Les structures du mal by Patrice Jean

Les structures du mal by Patrice Jean

Auteur:Patrice Jean
La langue: fra
Format: epub
ISBN: 2919547364
Éditeur: Rue Fromentin (17 novembre 2014)
Publié: 2018-08-15T16:00:00+00:00


CHAPITRE V

La seconde confession d’Henri Berg

Cher ami,

Je ne vous ai pas tout dit. Il manque un épisode que les glorieux vivants condamneront. Je suis chez moi. À plusieurs reprises, j’ai sombré – oh, peu de jours – dans le coma. Peu de jours. Il manque un épisode que les glorieux vivants, bientôt cadavres et cendres, condamneront. Aurai-je le temps ? Si cette lettre n’est pas signée, comprenez que ces lignes sont celles d’un mort. J’ai demandé à Milène de l’envoyer. Elle le fera. Elle ne doit pas la lire. Elle s’abstiendra. Je ne voulais pas rester à l’hôpital, dans cette chambre de prisonnier, avec du lino et des carreaux blancs au-dessus du lit, comme des barreaux sanitaires. Je mourrai entouré de bibelots, de livres, de bustes, de meubles familiers. Les objets sont une famille. On me condamnera. Mais les juges sont des condamnés à mort. Les jugements s’effaceront, avec les juges.

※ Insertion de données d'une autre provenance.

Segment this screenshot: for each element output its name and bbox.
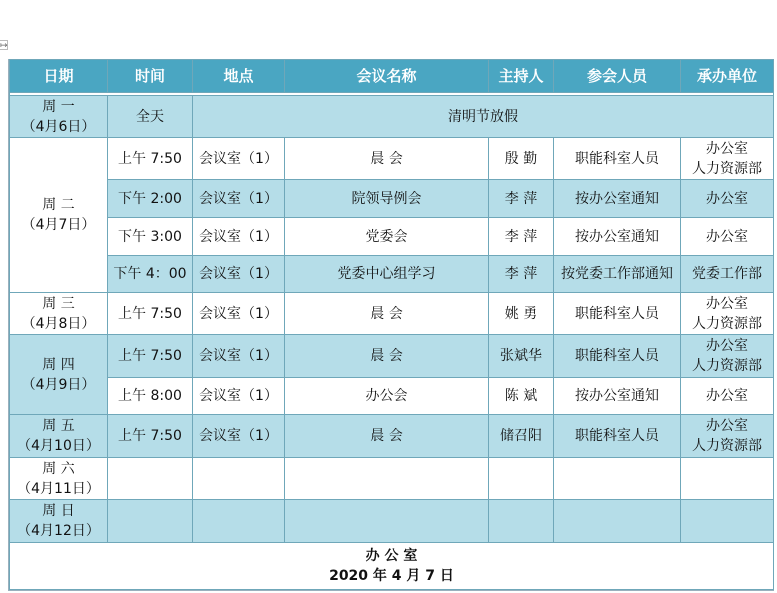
meeting-name-cell: 院领导例会 <box>285 180 489 218</box>
attendees-cell: 职能科室人员 <box>554 335 681 378</box>
host-cell: 储召阳 <box>489 415 554 458</box>
empty-cell <box>554 458 681 500</box>
day-cell-thursday <box>10 335 108 415</box>
day-label: 周 六 <box>42 460 75 477</box>
place-cell: 会议室（1） <box>193 335 285 378</box>
organizer-line: 办公室 <box>706 140 748 157</box>
header-meeting-name: 会议名称 <box>285 60 489 93</box>
organizer-cell <box>681 138 774 180</box>
day-label: 周 五 <box>42 418 75 434</box>
time-cell: 下午 3:00 <box>108 218 193 256</box>
organizer-line: 人力资源部 <box>692 358 762 374</box>
day-cell-tuesday <box>10 138 108 293</box>
table-row <box>10 293 774 335</box>
header-row <box>10 60 774 93</box>
host-cell: 陈 斌 <box>489 378 554 415</box>
place-cell: 会议室（1） <box>193 256 285 293</box>
schedule-frame <box>8 59 774 591</box>
day-cell-friday <box>10 415 108 458</box>
attendees-cell: 按办公室通知 <box>554 218 681 256</box>
time-cell: 上午 7:50 <box>108 293 193 335</box>
organizer-line: 人力资源部 <box>692 160 762 177</box>
attendees-cell: 按办公室通知 <box>554 180 681 218</box>
empty-cell <box>489 458 554 500</box>
table-row <box>10 138 774 180</box>
table-row <box>10 256 774 293</box>
host-cell: 李 萍 <box>489 180 554 218</box>
organizer-cell <box>681 335 774 378</box>
empty-cell <box>193 500 285 543</box>
organizer-cell <box>681 415 774 458</box>
document-corner-mark: ↦ <box>0 41 8 51</box>
empty-cell <box>681 458 774 500</box>
time-cell: 上午 7:50 <box>108 335 193 378</box>
footer-signature <box>10 543 774 590</box>
header-date: 日期 <box>10 60 108 93</box>
empty-cell <box>108 500 193 543</box>
time-cell: 全天 <box>108 96 193 138</box>
host-cell: 张斌华 <box>489 335 554 378</box>
attendees-cell: 职能科室人员 <box>554 415 681 458</box>
organizer-cell: 党委工作部 <box>681 256 774 293</box>
footer-row <box>10 543 774 590</box>
footer-office: 办 公 室 <box>365 548 418 564</box>
time-cell: 下午 4：00 <box>108 256 193 293</box>
empty-cell <box>108 458 193 500</box>
day-date: （4月10日） <box>17 438 100 454</box>
empty-cell <box>285 458 489 500</box>
time-cell: 上午 7:50 <box>108 415 193 458</box>
day-label: 周 二 <box>42 197 75 213</box>
day-label: 周 日 <box>42 503 75 519</box>
holiday-cell: 清明节放假 <box>193 96 774 138</box>
meeting-name-cell: 办公会 <box>285 378 489 415</box>
organizer-line: 办公室 <box>706 295 748 312</box>
attendees-cell: 职能科室人员 <box>554 293 681 335</box>
table-row <box>10 180 774 218</box>
attendees-cell: 职能科室人员 <box>554 138 681 180</box>
time-cell: 上午 7:50 <box>108 138 193 180</box>
empty-cell <box>285 500 489 543</box>
host-cell: 姚 勇 <box>489 293 554 335</box>
attendees-cell: 按党委工作部通知 <box>554 256 681 293</box>
day-date: （4月11日） <box>17 480 100 497</box>
table-row <box>10 500 774 543</box>
header-organizer: 承办单位 <box>681 60 774 93</box>
host-cell: 李 萍 <box>489 256 554 293</box>
header-place: 地点 <box>193 60 285 93</box>
day-label: 周 三 <box>42 295 75 312</box>
host-cell: 李 萍 <box>489 218 554 256</box>
empty-cell <box>489 500 554 543</box>
table-row <box>10 415 774 458</box>
day-cell-monday <box>10 96 108 138</box>
day-cell-wednesday <box>10 293 108 335</box>
header-attendees: 参会人员 <box>554 60 681 93</box>
day-cell-saturday <box>10 458 108 500</box>
time-cell: 下午 2:00 <box>108 180 193 218</box>
day-date: （4月7日） <box>21 217 96 233</box>
organizer-line: 人力资源部 <box>692 315 762 332</box>
header-time: 时间 <box>108 60 193 93</box>
day-label: 周 一 <box>42 98 75 115</box>
table-row <box>10 218 774 256</box>
meeting-name-cell: 晨 会 <box>285 293 489 335</box>
place-cell: 会议室（1） <box>193 293 285 335</box>
meeting-schedule-table <box>9 59 774 590</box>
organizer-cell: 办公室 <box>681 180 774 218</box>
meeting-name-cell: 晨 会 <box>285 335 489 378</box>
time-cell: 上午 8:00 <box>108 378 193 415</box>
table-row <box>10 96 774 138</box>
organizer-cell <box>681 293 774 335</box>
place-cell: 会议室（1） <box>193 378 285 415</box>
organizer-cell: 办公室 <box>681 218 774 256</box>
place-cell: 会议室（1） <box>193 218 285 256</box>
place-cell: 会议室（1） <box>193 415 285 458</box>
empty-cell <box>554 500 681 543</box>
table-row <box>10 458 774 500</box>
day-date: （4月8日） <box>21 315 96 332</box>
meeting-name-cell: 晨 会 <box>285 138 489 180</box>
day-cell-sunday <box>10 500 108 543</box>
day-label: 周 四 <box>42 356 75 373</box>
table-row <box>10 378 774 415</box>
day-date: （4月9日） <box>21 376 96 393</box>
header-host: 主持人 <box>489 60 554 93</box>
table-row <box>10 335 774 378</box>
host-cell: 殷 勤 <box>489 138 554 180</box>
day-date: （4月12日） <box>17 523 100 539</box>
organizer-line: 人力资源部 <box>692 438 762 454</box>
place-cell: 会议室（1） <box>193 138 285 180</box>
attendees-cell: 按办公室通知 <box>554 378 681 415</box>
meeting-name-cell: 晨 会 <box>285 415 489 458</box>
day-date: （4月6日） <box>21 118 96 135</box>
empty-cell <box>681 500 774 543</box>
organizer-line: 办公室 <box>706 338 748 354</box>
place-cell: 会议室（1） <box>193 180 285 218</box>
organizer-cell: 办公室 <box>681 378 774 415</box>
organizer-line: 办公室 <box>706 418 748 434</box>
footer-date: 2020 年 4 月 7 日 <box>329 568 454 584</box>
meeting-name-cell: 党委会 <box>285 218 489 256</box>
meeting-name-cell: 党委中心组学习 <box>285 256 489 293</box>
empty-cell <box>193 458 285 500</box>
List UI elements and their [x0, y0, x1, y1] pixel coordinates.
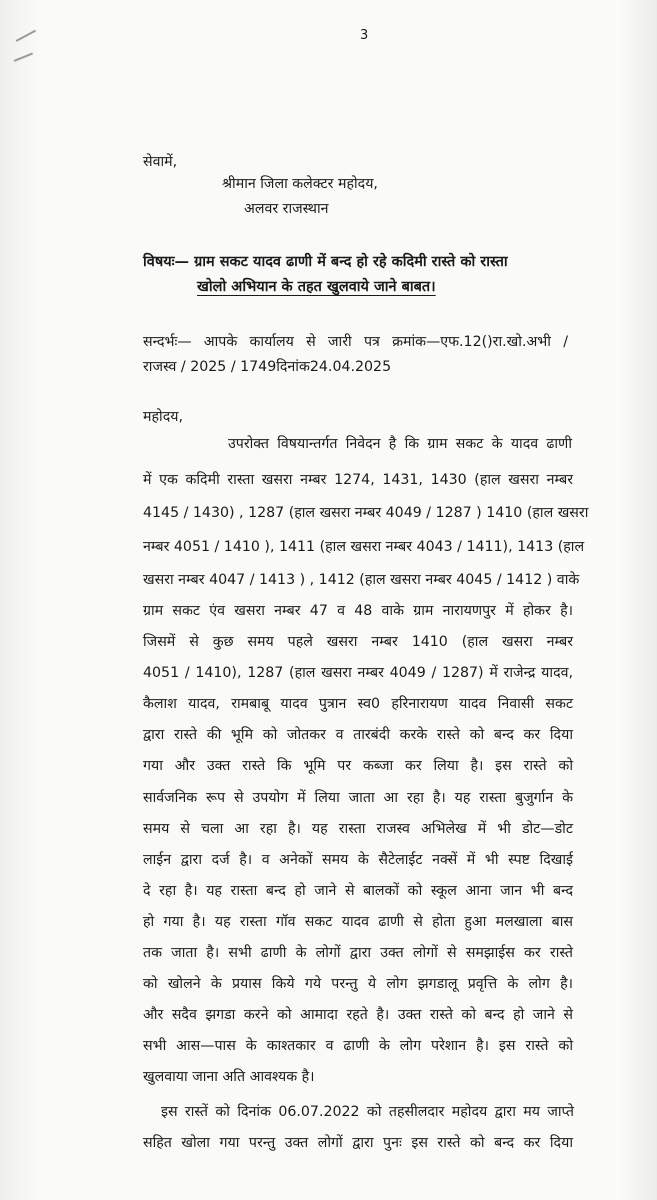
- body-line: तक जाता है। सभी ढाणी के लोगों द्वारा उक्त लोगों से समझाईस कर रास्ते: [143, 945, 573, 961]
- body-line: हो गया है। यह रास्ता गॉव सकट यादव ढाणी से होता हुआ मलखाला बास: [143, 914, 573, 930]
- addressee-line: अलवर राजस्थान: [244, 201, 329, 217]
- body-line: खसरा नम्बर 4047 / 1413 ) , 1412 (हाल खसरा नम्बर 4045 / 1412 ) वाके: [143, 572, 580, 588]
- salutation: सेवामें,: [143, 154, 178, 170]
- body-line: दे रहा है। यह रास्ता बन्द हो जाने से बालकों को स्कूल आना जान भी बन्द: [143, 883, 573, 899]
- body-line: जिसमें से कुछ समय पहले खसरा नम्बर 1410 (हाल खसरा नम्बर: [143, 634, 573, 650]
- body-line: द्वारा रास्ते की भूमि को जोतकर व तारबंदी करके रास्ते को बन्द कर दिया: [143, 727, 573, 743]
- body-line: सभी आस—पास के काश्तकार व ढाणी के लोग परेशान है। इस रास्ते को: [143, 1038, 573, 1054]
- body-line: ग्राम सकट एंव खसरा नम्बर 47 व 48 वाके ग्राम नारायणपुर में होकर है।: [143, 603, 573, 619]
- addressee-line: श्रीमान जिला कलेक्टर महोदय,: [222, 176, 378, 192]
- body-line: खुलवाया जाना अति आवश्यक है।: [143, 1069, 315, 1085]
- paragraph-line: इस रास्तें को दिनांक 06.07.2022 को तहसीलदार महोदय द्वारा मय जाप्ते: [161, 1104, 574, 1120]
- body-line: लाईन द्वारा दर्ज है। व अनेकों समय के सैटेलाईट नक्सें में भी स्पष्ट दिखाई: [143, 852, 573, 868]
- body-line: और सदैव झगडा करने को आमादा रहते है। उक्त रास्ते को बन्द हो जाने से: [143, 1007, 573, 1023]
- body-line: नम्बर 4051 / 1410 ), 1411 (हाल खसरा नम्बर 4043 / 1411), 1413 (हाल: [143, 539, 585, 555]
- body-line: सार्वजनिक रूप से उपयोग में लिया जाता आ रहा है। यह रास्ता बुजुर्गान के: [143, 790, 573, 806]
- body-line: को खोलने के प्रयास किये गये परन्तु ये लोग झगडालू प्रवृत्ति के लोग है।: [143, 976, 573, 992]
- subject-line: विषयः— ग्राम सकट यादव ढाणी में बन्द हो रहे कदिमी रास्ते को रास्ता: [143, 254, 508, 270]
- subject-line: खोलो अभियान के तहत खुलवाये जाने बाबत।: [197, 279, 436, 295]
- reference-line: सन्दर्भः— आपके कार्यालय से जारी पत्र क्रमांक—एफ.12()रा.खो.अभी /: [143, 334, 568, 350]
- body-line: में एक कदिमी रास्ता खसरा नम्बर 1274, 1431, 1430 (हाल खसरा नम्बर: [143, 472, 573, 488]
- greeting: महोदय,: [143, 409, 183, 425]
- body-line: कैलाश यादव, रामबाबू यादव पुत्रान स्व0 हरिनारायण यादव निवासी सकट: [143, 696, 573, 712]
- scan-mark: [16, 30, 36, 42]
- paragraph-line: सहित खोला गया परन्तु उक्त लोगों द्वारा पुनः इस रास्ते को बन्द कर दिया: [143, 1135, 573, 1151]
- body-line: समय से चला आ रहा है। यह रास्ता राजस्व अभिलेख में भी डोट—डोट: [143, 821, 573, 837]
- scan-mark: [14, 53, 33, 62]
- body-line: 4051 / 1410), 1287 (हाल खसरा नम्बर 4049 / 1287) में राजेन्द्र यादव,: [143, 665, 573, 681]
- body-line: उपरोक्त विषयान्तर्गत निवेदन है कि ग्राम सकट के यादव ढाणी: [228, 436, 572, 452]
- body-line: 4145 / 1430) , 1287 (हाल खसरा नम्बर 4049 / 1287 ) 1410 (हाल खसरा: [143, 505, 589, 521]
- page-number: 3: [360, 28, 369, 43]
- body-line: गया और उक्त रास्ते कि भूमि पर कब्जा कर लिया है। इस रास्ते को: [143, 758, 573, 774]
- reference-line: राजस्व / 2025 / 1749दिनांक24.04.2025: [143, 359, 392, 375]
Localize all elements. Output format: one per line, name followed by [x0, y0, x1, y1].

Je reprends cette lettre. Je n’ai encore rien dit. Deux jours sans connaissance. Il faut aller à l’essentiel. Il y a des rémissions dans l’agonie. Aujourd’hui, enfoncé dans l’oreiller, je n’arrive pas à imaginer que ma conscience puisse s’éteindre. Une tendre lumière de printemps scintille sur les carreaux de la couverture. Peut-on mourir quand la vie palpite ? J’entends le chant des oiseaux derrière la fenêtre entrouverte. La sève irrigue les roses trémières qui s’élancent vers le ciel bleu. Pétales rouges. Et je vais mourir.

Par où commencer ? Je n’ai pas la force de reconstruire la chronologie des événements. Ma mémoire est un livre aux pages arrachées ; il n’y aura bientôt plus de pages, plus de livre, plus rien : le néant.

Je l’ai reconnu. Je l’ai reconnu comme un spectre du passé, là, devant moi, parmi les étudiants, on l’avait lavé de son sang et son crâne émietté avait été remodelé. Il était assis au troisième rang, près du couloir. Il prenait des notes, comme les autres étudiants. Je développais l’analyse freudienne sur le rôle protecteur des symptômes névrotiques. Il prenait des notes. C’était en septembre, il faisait chaud. Depuis deux ans, je donnais des cours à Jussieu, en psychologie. C’était un ami, professeur à Paris 7, qui m’avait proposé de dispenser des cours sur la psychanalyse freudienne. Par chance, la famille de Milène possédait un petit studio au 55 de la rue Monge. Tous les lundis, je quittais la gare de Saint-André pour la gare de l’Est et je retournais, le mardi soir, dans mon foyer. J’alternais les consultations en province et les cours à Paris. Il m’arrivait de rester une semaine dans la capitale ; et ce programme contentait la double aspiration que nous avons tous d’expérimenter plusieurs vies à la fois. Il prenait des notes. Ressuscité.

À la fin de l’heure, j’interrogeai des collègues sur ce nouvel étudiant de deug II, ce jeune Arabe, mais personne ne l’avait remarqué. Une femme de l’administration accéda à ma requête, bien qu’elle eût des « tâches plus urgentes à accomplir ». Il s’appelait Adil Kessous, était âgé de vingt et un ans et s’était inscrit, en septembre de l’année, à l’université de Jussieu.